7 things my children have learnt from books
Reading is of course, good for our children, we have heaps of books (my husband says I buy too many… can you have too many books?), but it is advisable to remember that they will discover things in the pages of those masterpieces which we had not anticipated… Such as…
- Mum, can we go poaching? (Danny, the Champion of the World – Roald Dahl) We need to take all the raisins and cut holes in them, put sleeping pills inside and then all the pheasants will fall out of the trees and we can eat them for tea… (Couple of problems … (a) we do not just have sleeping pills lying around the house, (b) we are vegetarians).
- Mum, can we do some jiggery-pokery on Dad when he gets home? (Karlsson on the Roof – Astrid Lindgren) Like what? I say. Well, we could hide all his right shoes? Jump out of the cupboard and scare him? Turn everything upside down?

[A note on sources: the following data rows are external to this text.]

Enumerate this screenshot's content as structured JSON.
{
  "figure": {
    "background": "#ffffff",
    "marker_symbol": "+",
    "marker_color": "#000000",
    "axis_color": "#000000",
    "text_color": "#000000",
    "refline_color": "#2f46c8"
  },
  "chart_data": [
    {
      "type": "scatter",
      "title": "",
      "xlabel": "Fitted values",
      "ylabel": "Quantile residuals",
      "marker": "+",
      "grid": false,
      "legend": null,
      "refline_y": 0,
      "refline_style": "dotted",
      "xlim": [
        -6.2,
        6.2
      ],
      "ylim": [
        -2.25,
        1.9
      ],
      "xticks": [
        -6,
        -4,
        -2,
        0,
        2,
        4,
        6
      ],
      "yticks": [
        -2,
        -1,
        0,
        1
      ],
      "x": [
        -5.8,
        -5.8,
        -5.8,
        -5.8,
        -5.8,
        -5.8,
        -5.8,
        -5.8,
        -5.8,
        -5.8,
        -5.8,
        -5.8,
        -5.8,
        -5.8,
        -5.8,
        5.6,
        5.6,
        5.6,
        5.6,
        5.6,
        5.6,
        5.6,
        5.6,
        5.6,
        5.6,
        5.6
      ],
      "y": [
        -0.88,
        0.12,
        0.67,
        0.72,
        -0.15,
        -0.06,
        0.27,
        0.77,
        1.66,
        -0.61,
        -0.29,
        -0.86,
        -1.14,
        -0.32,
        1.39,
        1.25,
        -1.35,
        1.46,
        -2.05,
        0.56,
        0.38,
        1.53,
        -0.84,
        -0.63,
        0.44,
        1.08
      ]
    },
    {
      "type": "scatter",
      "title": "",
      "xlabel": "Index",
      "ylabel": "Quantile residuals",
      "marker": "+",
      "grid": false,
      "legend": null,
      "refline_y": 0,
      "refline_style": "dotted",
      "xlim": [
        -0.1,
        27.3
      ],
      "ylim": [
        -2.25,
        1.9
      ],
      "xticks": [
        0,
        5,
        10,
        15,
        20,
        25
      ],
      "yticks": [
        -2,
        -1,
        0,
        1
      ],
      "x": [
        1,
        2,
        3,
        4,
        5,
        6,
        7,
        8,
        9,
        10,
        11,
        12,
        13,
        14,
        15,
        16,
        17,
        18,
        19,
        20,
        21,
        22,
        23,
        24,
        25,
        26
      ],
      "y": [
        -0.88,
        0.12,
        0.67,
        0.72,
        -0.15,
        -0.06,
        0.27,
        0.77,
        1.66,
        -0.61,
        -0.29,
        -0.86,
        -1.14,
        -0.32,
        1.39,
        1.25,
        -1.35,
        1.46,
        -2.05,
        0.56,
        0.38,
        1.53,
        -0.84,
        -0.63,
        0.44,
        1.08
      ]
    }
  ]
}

- ‘Spliketydeutsch?’ – shouted loudly and at random strangers/bus drivers/elderly relatives (Paddington Here and Now – Michael Bond). Have tried to explain that we are Brits living in Sweden, therefore shouting random (badly pronounced) German at people is very odd indeed, but this goes totally over the 5 year old’s head and the 8 year old just sniggers every time he does it hence egging him on further…

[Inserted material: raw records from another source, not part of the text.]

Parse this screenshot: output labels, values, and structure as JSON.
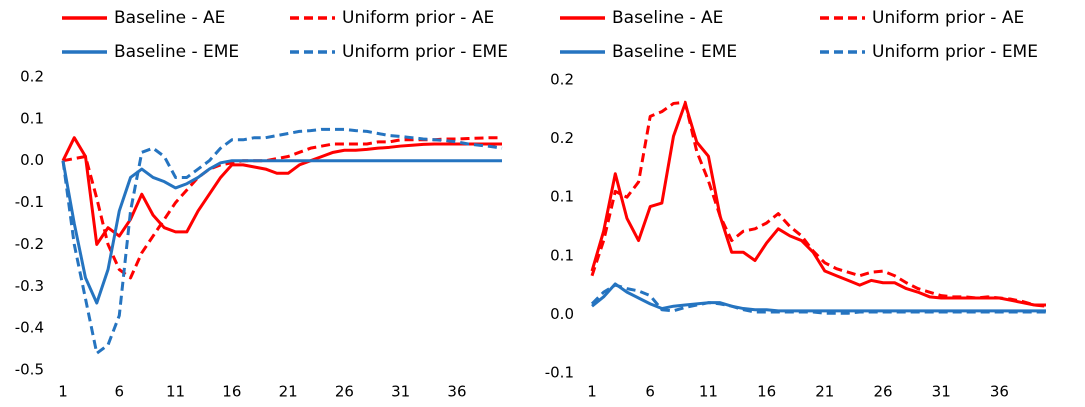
{
  "chart_data": [
    {
      "type": "line",
      "x": [
        1,
        2,
        3,
        4,
        5,
        6,
        7,
        8,
        9,
        10,
        11,
        12,
        13,
        14,
        15,
        16,
        17,
        18,
        19,
        20,
        21,
        22,
        23,
        24,
        25,
        26,
        27,
        28,
        29,
        30,
        31,
        32,
        33,
        34,
        35,
        36,
        37,
        38,
        39,
        40
      ],
      "xlim": [
        1,
        40
      ],
      "xticks": [
        1,
        6,
        11,
        16,
        21,
        26,
        31,
        36
      ],
      "ylim": [
        -0.5,
        0.2
      ],
      "yticks": [
        -0.5,
        -0.4,
        -0.3,
        -0.2,
        -0.1,
        {
          "value": 0,
          "label": "0.0"
        },
        0.1,
        0.2
      ],
      "legend": "top",
      "series": [
        {
          "name": "Baseline - AE",
          "color": "#ff0000",
          "dash": false,
          "values": [
            0,
            0.055,
            0.01,
            -0.2,
            -0.16,
            -0.18,
            -0.14,
            -0.08,
            -0.13,
            -0.16,
            -0.17,
            -0.17,
            -0.12,
            -0.08,
            -0.04,
            -0.01,
            -0.01,
            -0.015,
            -0.02,
            -0.03,
            -0.03,
            -0.01,
            0,
            0.01,
            0.02,
            0.025,
            0.025,
            0.027,
            0.03,
            0.032,
            0.035,
            0.037,
            0.039,
            0.04,
            0.04,
            0.04,
            0.04,
            0.04,
            0.04,
            0.04
          ]
        },
        {
          "name": "Uniform prior - AE",
          "color": "#ff0000",
          "dash": true,
          "values": [
            0,
            0.005,
            0.01,
            -0.09,
            -0.2,
            -0.26,
            -0.28,
            -0.22,
            -0.18,
            -0.14,
            -0.1,
            -0.07,
            -0.04,
            -0.02,
            -0.01,
            -0.005,
            0,
            0,
            0,
            0.005,
            0.01,
            0.02,
            0.03,
            0.035,
            0.04,
            0.04,
            0.04,
            0.04,
            0.045,
            0.045,
            0.05,
            0.05,
            0.05,
            0.05,
            0.052,
            0.052,
            0.053,
            0.054,
            0.055,
            0.055
          ]
        },
        {
          "name": "Baseline - EME",
          "color": "#2574c0",
          "dash": false,
          "values": [
            0,
            -0.15,
            -0.28,
            -0.34,
            -0.26,
            -0.12,
            -0.04,
            -0.02,
            -0.04,
            -0.05,
            -0.065,
            -0.055,
            -0.04,
            -0.02,
            -0.005,
            0,
            0,
            0,
            0,
            0,
            0,
            0,
            0,
            0,
            0,
            0,
            0,
            0,
            0,
            0,
            0,
            0,
            0,
            0,
            0,
            0,
            0,
            0,
            0,
            0
          ]
        },
        {
          "name": "Uniform prior - EME",
          "color": "#2574c0",
          "dash": true,
          "values": [
            0,
            -0.2,
            -0.33,
            -0.46,
            -0.44,
            -0.37,
            -0.12,
            0.02,
            0.03,
            0.01,
            -0.04,
            -0.04,
            -0.02,
            0,
            0.03,
            0.05,
            0.05,
            0.055,
            0.055,
            0.06,
            0.065,
            0.07,
            0.072,
            0.075,
            0.075,
            0.075,
            0.072,
            0.07,
            0.065,
            0.06,
            0.058,
            0.055,
            0.052,
            0.05,
            0.048,
            0.045,
            0.04,
            0.037,
            0.034,
            0.03
          ]
        }
      ]
    },
    {
      "type": "line",
      "x": [
        1,
        2,
        3,
        4,
        5,
        6,
        7,
        8,
        9,
        10,
        11,
        12,
        13,
        14,
        15,
        16,
        17,
        18,
        19,
        20,
        21,
        22,
        23,
        24,
        25,
        26,
        27,
        28,
        29,
        30,
        31,
        32,
        33,
        34,
        35,
        36,
        37,
        38,
        39,
        40
      ],
      "xlim": [
        1,
        40
      ],
      "xticks": [
        1,
        6,
        11,
        16,
        21,
        26,
        31,
        36
      ],
      "ylim": [
        -0.05,
        0.2
      ],
      "yticks": [
        {
          "value": -0.05,
          "label": "-0.1"
        },
        {
          "value": 0,
          "label": "0.0"
        },
        {
          "value": 0.05,
          "label": "0.1"
        },
        0.1,
        {
          "value": 0.15,
          "label": "0.2"
        },
        0.2
      ],
      "legend": "top",
      "series": [
        {
          "name": "Baseline - AE",
          "color": "#ff0000",
          "dash": false,
          "values": [
            0.037,
            0.071,
            0.12,
            0.082,
            0.063,
            0.092,
            0.095,
            0.152,
            0.18,
            0.147,
            0.135,
            0.084,
            0.053,
            0.053,
            0.046,
            0.061,
            0.073,
            0.067,
            0.063,
            0.053,
            0.037,
            0.033,
            0.029,
            0.025,
            0.029,
            0.027,
            0.027,
            0.022,
            0.019,
            0.015,
            0.014,
            0.014,
            0.014,
            0.014,
            0.014,
            0.014,
            0.012,
            0.01,
            0.008,
            0.008
          ]
        },
        {
          "name": "Uniform prior - AE",
          "color": "#ff0000",
          "dash": true,
          "values": [
            0.033,
            0.063,
            0.105,
            0.1,
            0.113,
            0.169,
            0.173,
            0.18,
            0.181,
            0.139,
            0.114,
            0.084,
            0.063,
            0.071,
            0.073,
            0.078,
            0.086,
            0.075,
            0.067,
            0.054,
            0.044,
            0.039,
            0.036,
            0.033,
            0.036,
            0.037,
            0.033,
            0.027,
            0.022,
            0.019,
            0.016,
            0.015,
            0.015,
            0.014,
            0.015,
            0.014,
            0.013,
            0.011,
            0.008,
            0.007
          ]
        },
        {
          "name": "Baseline - EME",
          "color": "#2574c0",
          "dash": false,
          "values": [
            0.007,
            0.015,
            0.026,
            0.019,
            0.014,
            0.009,
            0.005,
            0.007,
            0.008,
            0.009,
            0.01,
            0.01,
            0.007,
            0.005,
            0.004,
            0.004,
            0.003,
            0.003,
            0.003,
            0.003,
            0.003,
            0.003,
            0.003,
            0.003,
            0.003,
            0.003,
            0.003,
            0.003,
            0.003,
            0.003,
            0.003,
            0.003,
            0.003,
            0.003,
            0.003,
            0.003,
            0.003,
            0.003,
            0.003,
            0.003
          ]
        },
        {
          "name": "Uniform prior - EME",
          "color": "#2574c0",
          "dash": true,
          "values": [
            0.009,
            0.019,
            0.025,
            0.022,
            0.02,
            0.016,
            0.004,
            0.003,
            0.006,
            0.008,
            0.01,
            0.009,
            0.007,
            0.004,
            0.002,
            0.002,
            0.002,
            0.002,
            0.002,
            0.002,
            0.001,
            0.001,
            0.001,
            0.002,
            0.002,
            0.002,
            0.002,
            0.002,
            0.002,
            0.002,
            0.002,
            0.002,
            0.002,
            0.002,
            0.002,
            0.002,
            0.002,
            0.002,
            0.002,
            0.002
          ]
        }
      ]
    }
  ]
}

- To the headteacher (when he was 3 years old, at a parents meeting) I’ve got cider in my bottle, I love cider. (Oh Lordy, I am thinking, surely this will warrant some sort of safeguarding referral). Later in meeting, he burps, headteacher says, poker faced, ‘Must be good cider’. (Fantastic Mr Fox – Roald Dahl).
- Thinking we are some sort of middle class family from the 1930s/40s/50s – and asking why we don’t have a housekeeper who can pack us up huge picnics on demand (Swallows & Amazons – Arthur Ransome; Famous Five/Secret Seven – Enid Blyton).

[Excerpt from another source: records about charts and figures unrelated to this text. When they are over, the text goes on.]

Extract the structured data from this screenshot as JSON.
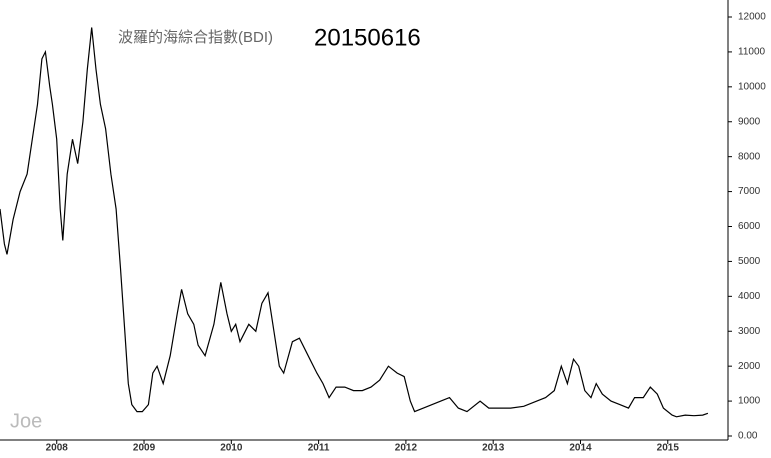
{
  "chart_data": {
    "type": "line",
    "title": "波羅的海綜合指數(BDI)",
    "subtitle": "20150616",
    "watermark": "Joe",
    "color": "#000000",
    "x": [
      2007.35,
      2007.4,
      2007.43,
      2007.5,
      2007.58,
      2007.66,
      2007.72,
      2007.78,
      2007.83,
      2007.87,
      2007.92,
      2007.95,
      2008.0,
      2008.04,
      2008.07,
      2008.12,
      2008.18,
      2008.24,
      2008.3,
      2008.35,
      2008.4,
      2008.45,
      2008.5,
      2008.56,
      2008.62,
      2008.68,
      2008.73,
      2008.78,
      2008.82,
      2008.86,
      2008.92,
      2008.98,
      2009.05,
      2009.1,
      2009.15,
      2009.22,
      2009.3,
      2009.38,
      2009.43,
      2009.5,
      2009.57,
      2009.62,
      2009.7,
      2009.8,
      2009.88,
      2009.95,
      2010.0,
      2010.05,
      2010.1,
      2010.2,
      2010.28,
      2010.35,
      2010.42,
      2010.5,
      2010.55,
      2010.6,
      2010.7,
      2010.78,
      2010.9,
      2010.98,
      2011.05,
      2011.12,
      2011.2,
      2011.3,
      2011.4,
      2011.5,
      2011.6,
      2011.7,
      2011.8,
      2011.9,
      2011.98,
      2012.05,
      2012.1,
      2012.2,
      2012.4,
      2012.5,
      2012.6,
      2012.7,
      2012.85,
      2012.95,
      2013.05,
      2013.2,
      2013.35,
      2013.5,
      2013.6,
      2013.7,
      2013.78,
      2013.85,
      2013.92,
      2013.98,
      2014.05,
      2014.12,
      2014.18,
      2014.25,
      2014.35,
      2014.45,
      2014.55,
      2014.62,
      2014.72,
      2014.8,
      2014.88,
      2014.95,
      2015.05,
      2015.1,
      2015.2,
      2015.3,
      2015.4,
      2015.46
    ],
    "values": [
      6500,
      5500,
      5200,
      6200,
      7000,
      7500,
      8500,
      9500,
      10800,
      11000,
      10000,
      9500,
      8500,
      6500,
      5600,
      7500,
      8500,
      7800,
      9000,
      10500,
      11700,
      10500,
      9500,
      8800,
      7500,
      6500,
      4800,
      3000,
      1500,
      900,
      700,
      700,
      900,
      1800,
      2000,
      1500,
      2300,
      3500,
      4200,
      3500,
      3200,
      2600,
      2300,
      3200,
      4400,
      3500,
      3000,
      3200,
      2700,
      3200,
      3000,
      3800,
      4100,
      2800,
      2000,
      1800,
      2700,
      2800,
      2200,
      1800,
      1500,
      1100,
      1400,
      1400,
      1300,
      1300,
      1400,
      1600,
      2000,
      1800,
      1700,
      1000,
      700,
      800,
      1000,
      1100,
      800,
      700,
      1000,
      800,
      800,
      800,
      850,
      1000,
      1100,
      1300,
      2000,
      1500,
      2200,
      2000,
      1300,
      1100,
      1500,
      1200,
      1000,
      900,
      800,
      1100,
      1100,
      1400,
      1200,
      800,
      600,
      550,
      600,
      580,
      600,
      650
    ],
    "xlim": [
      2007.35,
      2015.69
    ],
    "xticks": [
      2008,
      2009,
      2010,
      2011,
      2012,
      2013,
      2014,
      2015
    ],
    "ylim": [
      0,
      12000
    ],
    "yticks": [
      {
        "value": 0,
        "label": "0.00"
      },
      1000,
      2000,
      3000,
      4000,
      5000,
      6000,
      7000,
      8000,
      9000,
      10000,
      11000,
      12000
    ]
  }
}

- Innumerable ridiculous insults and phrases which they will utter at random, in the middle of dinner, whilst on the train, or in the middle of a flight. ‘Poopsicle’ (Horrid Henry – Francesca Simon); ‘Fantastic bubbly crumbo’ (Batpants – Jeremy Strong)
- Expecting people to shoot backwards, whack their head on the wall and pass out if you shout ‘Expelliarmus’ at them whilst frenetically waving your arm in their general direction (Harry Potter (any one of the 7) – JK Rowling).
And, you know what, I love this stuff. Bring on the barmy words and the mad moments. Better than bloody Peppa Pig.